A virada veio mais uma vez através do paredão brasileiro.

Flávio apareceu bem e colocou o time à frente 15/14.

O Brasil chegou a abrir 3 pontos, mas a Polônia empatou.

A equipe europeia cresceu depois da inversão do 5-1.

O oposto Mujaz fez a seleção polonesa embalar de vez e fechar o primeiro set em 25/23.

Na volta à quadra, o Brasil quis reagir.

Abriu vantagem logo de cara, fazendo 6/2 no placar.

Pouco depois, com uma defesa espetacular com o pé, Bruninho deu sequência a um rali de 32 segundos, com a seleção levando a melhor.

A Polônia, porém, seguiu firme e conseguiu se recuperar.

Chegou ao empate, e Renan tentou arrumar a casa com Cachopa e Alan.

Em um primeiro momento, não funcionou, e os rivais passaram à frente.

Mas o jogo seguiu equilibrado.

E, dessa vez, o Brasil levou a melhor.

No saque errado do time polonês, a seleção deixou tudo igual: 25/23.

Dois saques errados, um de cada lado, abriram o terceiro set.

Mas o jogo seguiu duro.

Nenhum dos dois times conseguiu se desgrudar no placar no início da parcial.

Mas o Brasil, aos poucos, tomou a frente.

Pelas mãos de Wallace e Lucarelli, disparou e fez 16/11.

A Polônia, mais uma vez, foi buscar.

Em um ataque de Lucarelli para fora, os rivais viraram para 20/19.

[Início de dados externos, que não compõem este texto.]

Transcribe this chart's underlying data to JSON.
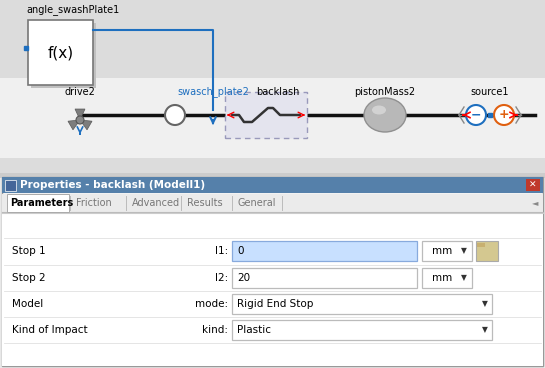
{
  "bg_diagram": "#e8e8e8",
  "bg_white": "#ffffff",
  "block_label_top": "angle_swashPlate1",
  "block_label_drive": "drive2",
  "block_label_swasch": "swasch_plate2",
  "block_label_backlash": "backlash",
  "block_label_piston": "pistonMass2",
  "block_label_source": "source1",
  "props_title": "Properties - backlash (Modell1)",
  "tabs": [
    "Parameters",
    "Friction",
    "Advanced",
    "Results",
    "General"
  ],
  "active_tab": "Parameters",
  "rows": [
    {
      "label": "Stop 1",
      "param": "l1:",
      "value": "0",
      "unit": "mm",
      "highlighted": true
    },
    {
      "label": "Stop 2",
      "param": "l2:",
      "value": "20",
      "unit": "mm",
      "highlighted": false
    },
    {
      "label": "Model",
      "param": "mode:",
      "value": "Rigid End Stop",
      "unit": null,
      "highlighted": false
    },
    {
      "label": "Kind of Impact",
      "param": "kind:",
      "value": "Plastic",
      "unit": null,
      "highlighted": false
    }
  ],
  "blue": "#1e6fbf",
  "red": "#cc2200",
  "orange": "#e06010",
  "gray_label": "#1e6fbf",
  "line_black": "#111111",
  "props_title_bg": "#5580aa",
  "props_title_text": "#ffffff",
  "x_btn_bg": "#c0392b",
  "dialog_border": "#aaaaaa",
  "tab_bar_bg": "#e0e0e0",
  "tab_sep": "#999999"
}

Renan, então, parou o jogo.

Só que tudo desandou de vez.

O Brasil passou a errar muito, permitiu a virada e caiu por 25/21.

Ao Brasil, só restava a obrigação de se impor.

O time de Renan Dal Zotto conseguiu abrir boa vantagem na volta à quadra, fazendo 9/4 no placar.

Com Cachopa e Isac, o time cresceu.

Mas os reservas da Polônia queriam resolver logo o jogo.

Na marra, seguiram colados no placar.

O Brasil abriu três pontos, os rivais buscaram.

No duelo de xadrez entre os técnicos Renan e Heynen Vital, o Brasil soube controlar melhor os nervos na reta final: 25/21, depois de uma pancada de Leal.

No set decisivo, o Brasil se manteve instável.

Até saiu na frente, mas deu brechas para que a Polônia abrisse 5/2.

Foi a vez de a seleção buscar.

Com uma pancada de Wallace, empatou em 6/6.

Só que a reação parou por ali.

A Polônia manteve o ímpeto e fechou em 15/9.

Escalações:

Brasil: Bruninho, Wallace, Flávio, Lucão, Lucarelli e Leal.

Líberos: Thales e Maique.

Entraram: Cachopa, Alan, Maurício Borges, Douglas Souza e Isac.

Polônia: Komenda, Lukasz Kaczmarek, Klos, Bartosz , Kwolek e Huber. Entraram: Janusz, Lukasik e Muzaj.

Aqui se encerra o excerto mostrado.